The method returns a dictionary with two keys: `model`, that returns the base/root model for the query (the result of `db["mycoll"]`); and `pipeline`, that returns a dictionary that can be plugged into a `.aggregate()` method call or extended with further stages beforehand. An example of usage with search and skip-limit pagination would be:

```

# These could come from the query string, if developing a web application

search_term = "Inc."

skip = 0

limit = 10

# SQLAlchemy adapter

ilike = "%{}%".format(search_term)

q = oso.authorized_query(user, "read", Org).filter(Org.name.ilike(ilike)).limit(limit).offset(skip)

return q.all()

# Django adapter

q = oso.authorized_query(user, "read", Org).filter(name__icontains=search_term)

return q[skip:limit]

# MongoAdapter

q = oso.authorized_query(user, "read", Org)

# Extend the pipeline with some more filter and pagination stages

pipeline = q["pipeline"] + [

    {"$match": {"name": re.compile(search_term, re.IGNORECASE)}},

    { "$skip": skip },

    { "$limit": limit },

]

return list(q["model"].aggregate(pipeline))

```

### Filtering

A single [`$match` stage](https://www.mongodb.com/docs/manual/reference/operator/aggregation/match/) is used to apply the filters.

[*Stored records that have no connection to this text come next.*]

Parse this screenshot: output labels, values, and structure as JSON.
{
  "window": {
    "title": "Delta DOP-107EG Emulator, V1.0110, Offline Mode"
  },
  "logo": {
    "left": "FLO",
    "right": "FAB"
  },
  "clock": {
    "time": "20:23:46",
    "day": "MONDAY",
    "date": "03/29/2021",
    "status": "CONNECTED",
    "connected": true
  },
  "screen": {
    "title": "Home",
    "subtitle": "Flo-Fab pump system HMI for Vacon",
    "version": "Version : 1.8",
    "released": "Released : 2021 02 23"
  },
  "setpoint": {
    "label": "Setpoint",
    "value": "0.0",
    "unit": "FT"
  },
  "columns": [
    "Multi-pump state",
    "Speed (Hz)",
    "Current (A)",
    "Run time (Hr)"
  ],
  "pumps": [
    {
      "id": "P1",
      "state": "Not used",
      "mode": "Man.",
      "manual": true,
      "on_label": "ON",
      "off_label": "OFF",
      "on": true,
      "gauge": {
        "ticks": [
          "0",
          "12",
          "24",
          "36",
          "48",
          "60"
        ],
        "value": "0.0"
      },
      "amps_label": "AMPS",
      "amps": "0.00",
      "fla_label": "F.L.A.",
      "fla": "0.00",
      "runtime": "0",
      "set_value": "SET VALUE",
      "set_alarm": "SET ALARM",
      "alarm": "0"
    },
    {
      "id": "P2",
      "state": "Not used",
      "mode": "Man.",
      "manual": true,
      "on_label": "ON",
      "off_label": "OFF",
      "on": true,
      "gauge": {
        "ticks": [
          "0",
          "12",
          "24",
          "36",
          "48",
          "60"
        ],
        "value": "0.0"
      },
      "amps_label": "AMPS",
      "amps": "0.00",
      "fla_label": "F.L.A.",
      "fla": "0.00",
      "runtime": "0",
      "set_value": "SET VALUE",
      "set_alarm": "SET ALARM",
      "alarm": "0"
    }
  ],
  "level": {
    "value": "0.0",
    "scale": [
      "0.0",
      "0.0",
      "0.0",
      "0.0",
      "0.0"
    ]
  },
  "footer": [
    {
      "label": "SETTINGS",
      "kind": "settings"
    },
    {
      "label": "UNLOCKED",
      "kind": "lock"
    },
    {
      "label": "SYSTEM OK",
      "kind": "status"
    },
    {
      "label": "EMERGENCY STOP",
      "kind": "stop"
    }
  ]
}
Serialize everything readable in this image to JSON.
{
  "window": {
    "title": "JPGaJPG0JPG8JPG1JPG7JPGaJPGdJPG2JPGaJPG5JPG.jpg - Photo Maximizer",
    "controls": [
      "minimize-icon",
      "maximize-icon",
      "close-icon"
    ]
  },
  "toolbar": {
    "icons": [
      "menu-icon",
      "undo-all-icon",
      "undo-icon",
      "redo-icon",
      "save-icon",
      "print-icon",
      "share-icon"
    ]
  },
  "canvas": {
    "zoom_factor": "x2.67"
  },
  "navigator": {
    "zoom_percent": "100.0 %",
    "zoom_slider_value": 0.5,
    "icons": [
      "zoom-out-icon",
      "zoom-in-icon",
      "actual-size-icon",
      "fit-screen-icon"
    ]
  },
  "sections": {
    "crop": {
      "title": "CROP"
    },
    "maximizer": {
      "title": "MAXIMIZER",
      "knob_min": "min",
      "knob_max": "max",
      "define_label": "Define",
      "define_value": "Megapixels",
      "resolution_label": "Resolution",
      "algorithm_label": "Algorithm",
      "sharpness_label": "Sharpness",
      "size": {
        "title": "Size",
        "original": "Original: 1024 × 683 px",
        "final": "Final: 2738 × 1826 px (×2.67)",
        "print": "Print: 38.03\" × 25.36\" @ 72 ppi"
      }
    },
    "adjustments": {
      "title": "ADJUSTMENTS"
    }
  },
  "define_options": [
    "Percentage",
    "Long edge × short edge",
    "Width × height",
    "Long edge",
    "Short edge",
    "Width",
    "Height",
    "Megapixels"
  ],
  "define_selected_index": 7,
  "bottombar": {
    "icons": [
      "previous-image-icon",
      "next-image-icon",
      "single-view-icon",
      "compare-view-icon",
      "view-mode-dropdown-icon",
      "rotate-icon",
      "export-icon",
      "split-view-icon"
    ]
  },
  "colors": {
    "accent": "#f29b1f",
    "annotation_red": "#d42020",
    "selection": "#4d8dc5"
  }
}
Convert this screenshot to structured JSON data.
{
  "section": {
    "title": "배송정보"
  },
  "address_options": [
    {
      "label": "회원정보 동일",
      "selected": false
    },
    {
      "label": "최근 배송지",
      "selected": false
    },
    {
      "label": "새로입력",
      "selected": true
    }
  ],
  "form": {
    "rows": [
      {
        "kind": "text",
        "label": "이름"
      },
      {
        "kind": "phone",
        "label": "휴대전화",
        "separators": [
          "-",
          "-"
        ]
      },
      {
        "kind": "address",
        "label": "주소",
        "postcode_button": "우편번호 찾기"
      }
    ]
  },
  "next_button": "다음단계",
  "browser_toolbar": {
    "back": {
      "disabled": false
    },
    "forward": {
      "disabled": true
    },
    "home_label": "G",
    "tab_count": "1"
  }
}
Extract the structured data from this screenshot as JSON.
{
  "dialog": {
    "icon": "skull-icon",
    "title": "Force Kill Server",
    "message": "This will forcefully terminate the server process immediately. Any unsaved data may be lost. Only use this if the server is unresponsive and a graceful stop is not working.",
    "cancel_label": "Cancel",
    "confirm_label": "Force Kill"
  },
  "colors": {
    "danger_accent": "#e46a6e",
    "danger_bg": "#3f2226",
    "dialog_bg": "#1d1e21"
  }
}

Inside the stage, the conditions are expressed as a disjunction of conjunctions, AKA `(x1 AND x2) OR (y1) OR (z1 AND z2 AND z3) OR ...`, AKA [conjunctive normal form](https://en.wikipedia.org/wiki/Conjunctive_normal_form). 

Some optimizations are used to remove useless operators: for example, in `OR(AND(x1, x2), AND(y1), AND(z1, z2, z3), ...)`, the `AND(y1)` part can be replaced by `y1`.

### Lookups (cross-collection data)

In case your policies require jumping across collections, [`$lookup` stages](https://www.mongodb.com/docs/manual/reference/operator/aggregation/lookup/) and [`$unwind` stages](https://www.mongodb.com/docs/manual/reference/operator/aggregation/unwind/) are added as required. These serve the function of a `JOIN` statement in a SQL database, in that they take an ID field in a document and replace it with a full document that comes from another collection.